NIH researchers find basal forebrain controls decision-making speed in rodents
Neural activity in the basal forebrain (BF) leads to a faster and more precise response to reward-based stimuli in rats, report Irene Avila and Shih-Chieh Lin of the National Institute on Aging at NIH, in the March 18, 2014 issue of PLOS Biology.
Stimuli that predict important behavioral outcomes such as a reward or punishment are known as motivationally salient. Quick decision speed, especially in response to such motivational salient stimuli, is important for survival in animals. In humans, slowed decision speed is a key feature in depression, schizophrenia, and cognitive aging.

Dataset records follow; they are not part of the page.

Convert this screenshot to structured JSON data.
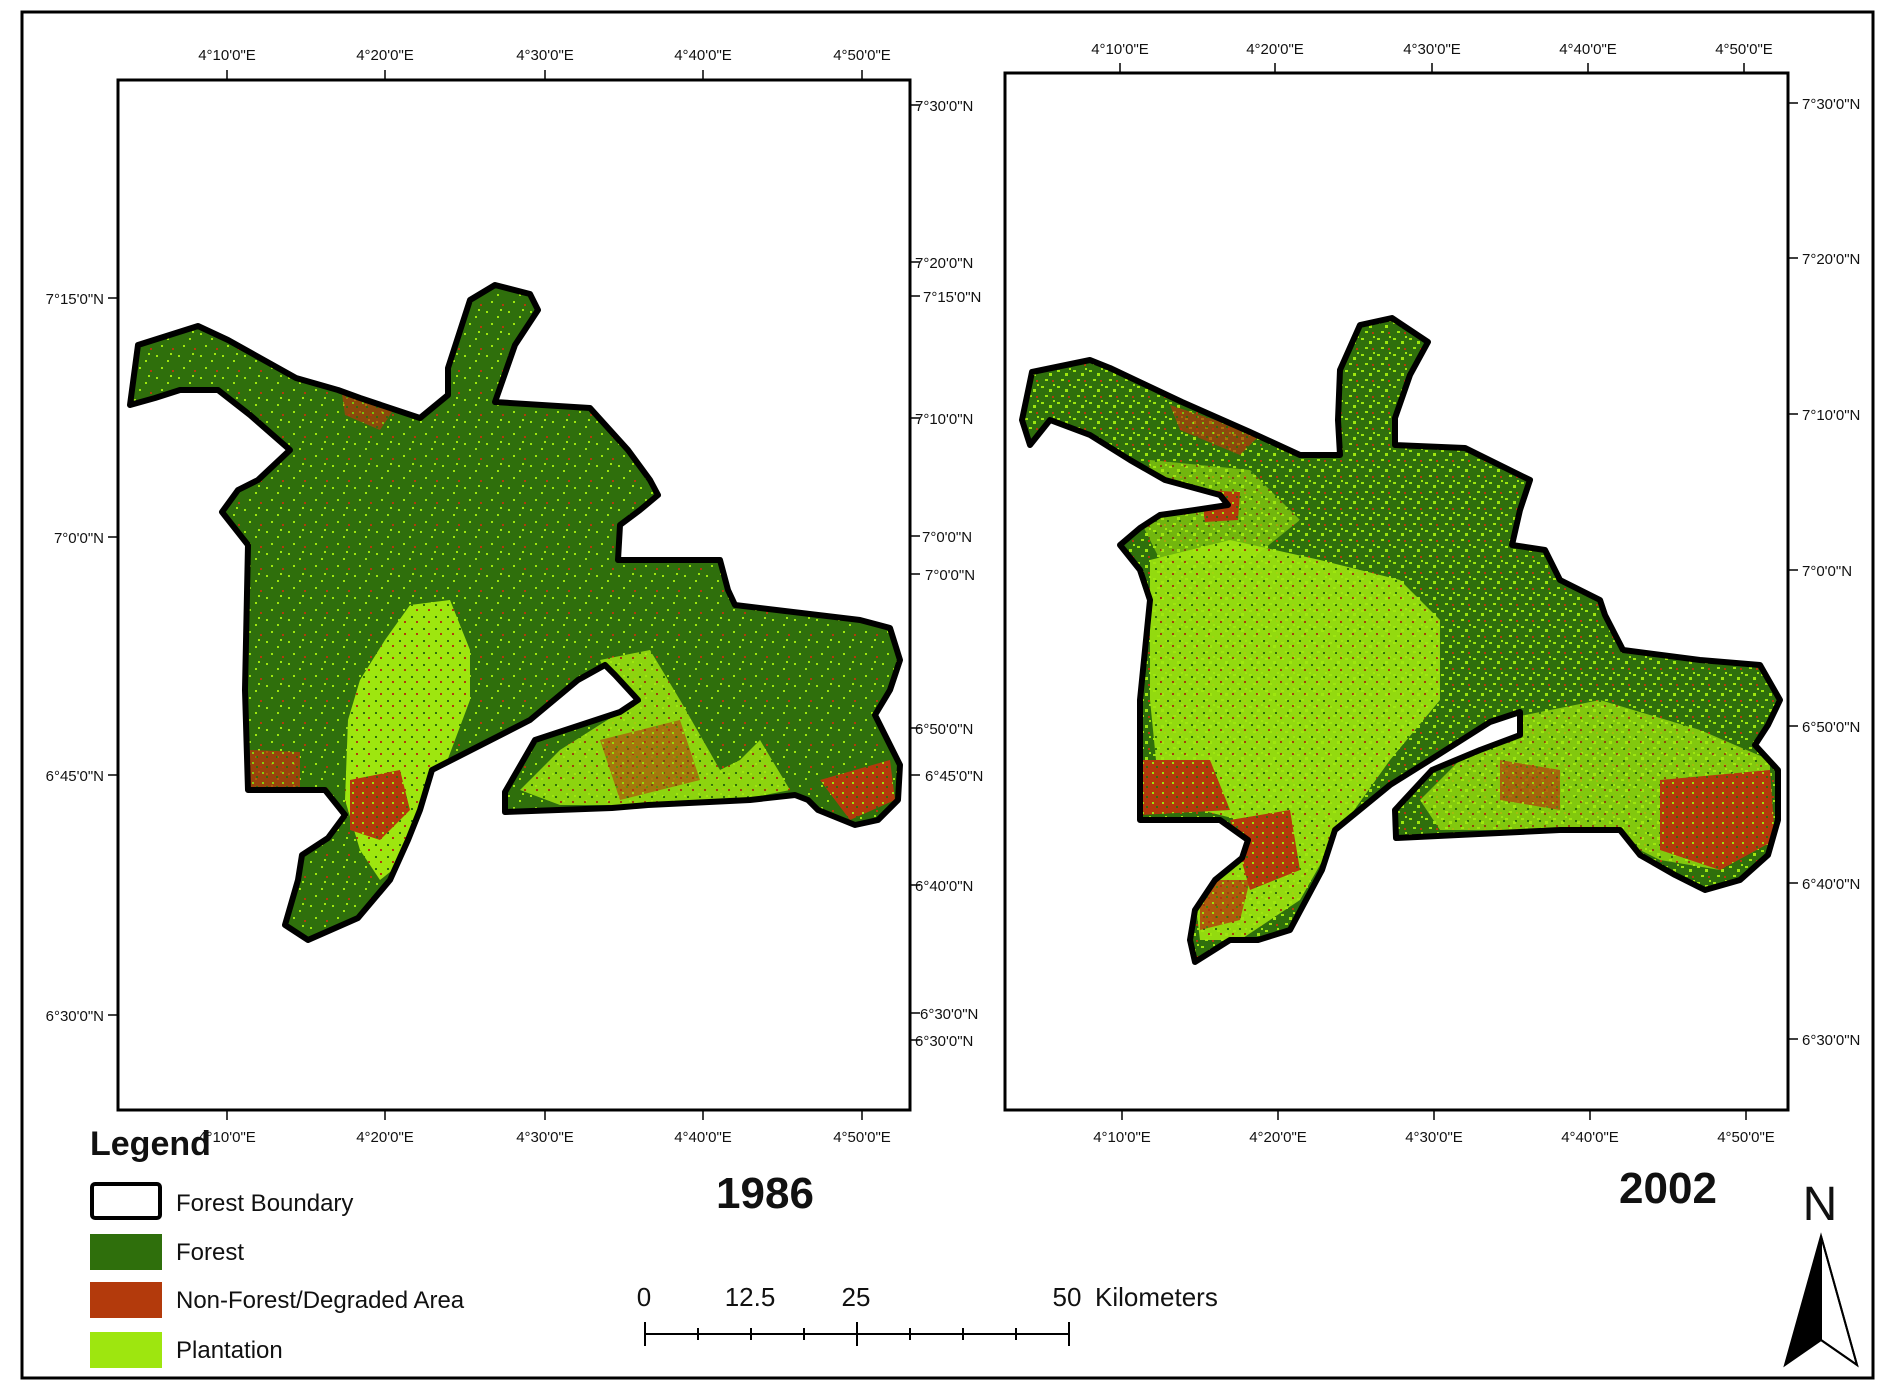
{
  "colors": {
    "forest": "#2f6f0c",
    "non_forest": "#b33a0c",
    "plantation": "#9ee60f",
    "boundary": "#000000"
  },
  "map_1986": {
    "year": "1986",
    "top_ticks": [
      "4°10'0\"E",
      "4°20'0\"E",
      "4°30'0\"E",
      "4°40'0\"E",
      "4°50'0\"E"
    ],
    "bottom_ticks": [
      "4°10'0\"E",
      "4°20'0\"E",
      "4°30'0\"E",
      "4°40'0\"E",
      "4°50'0\"E"
    ],
    "left_ticks": [
      "7°15'0\"N",
      "7°0'0\"N",
      "6°45'0\"N",
      "6°30'0\"N"
    ],
    "right_ticks": [
      "7°30'0\"N",
      "7°20'0\"N",
      "7°15'0\"N",
      "7°10'0\"N",
      "7°0'0\"N",
      "7°0'0\"N",
      "6°50'0\"N",
      "6°45'0\"N",
      "6°40'0\"N",
      "6°30'0\"N",
      "6°30'0\"N"
    ]
  },
  "map_2002": {
    "year": "2002",
    "top_ticks": [
      "4°10'0\"E",
      "4°20'0\"E",
      "4°30'0\"E",
      "4°40'0\"E",
      "4°50'0\"E"
    ],
    "bottom_ticks": [
      "4°10'0\"E",
      "4°20'0\"E",
      "4°30'0\"E",
      "4°40'0\"E",
      "4°50'0\"E"
    ],
    "right_ticks": [
      "7°30'0\"N",
      "7°20'0\"N",
      "7°10'0\"N",
      "7°0'0\"N",
      "6°50'0\"N",
      "6°40'0\"N",
      "6°30'0\"N"
    ]
  },
  "legend": {
    "title": "Legend",
    "items": [
      {
        "label": "Forest Boundary",
        "color": "#ffffff"
      },
      {
        "label": "Forest",
        "color": "#2f6f0c"
      },
      {
        "label": "Non-Forest/Degraded Area",
        "color": "#b33a0c"
      },
      {
        "label": "Plantation",
        "color": "#9ee60f"
      }
    ]
  },
  "scale_bar": {
    "labels": [
      "0",
      "12.5",
      "25",
      "50"
    ],
    "unit": "Kilometers"
  },
  "north_arrow": {
    "label": "N"
  }
}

Rats were trained to respond to two sound stimuli associated with either large or small rewards. Researchers found that BF neurons, located in the bottom front part of the brain at the base of the cerebral cortex, responded more strongly to the sound associated with the larger reward. Artificially stimulating the BF neurons shortly after this motivationally salient signal led to faster and more precise reaction times.
This study helps describe an important function of an otherwise poorly understood group of neurons. While more research is needed, these findings could have clinical implications for treating human conditions related to slow decision-making speeds.
Reference: “Motivational Salience Signal in the Basal Forebrain Is Coupled with Faster and More Precise Decision Speed” by Avila, I and Lin, S-C. PLOS Biology. 12(3):e1001811. doi 10.1371/journal.pbio.1001811. March 2014.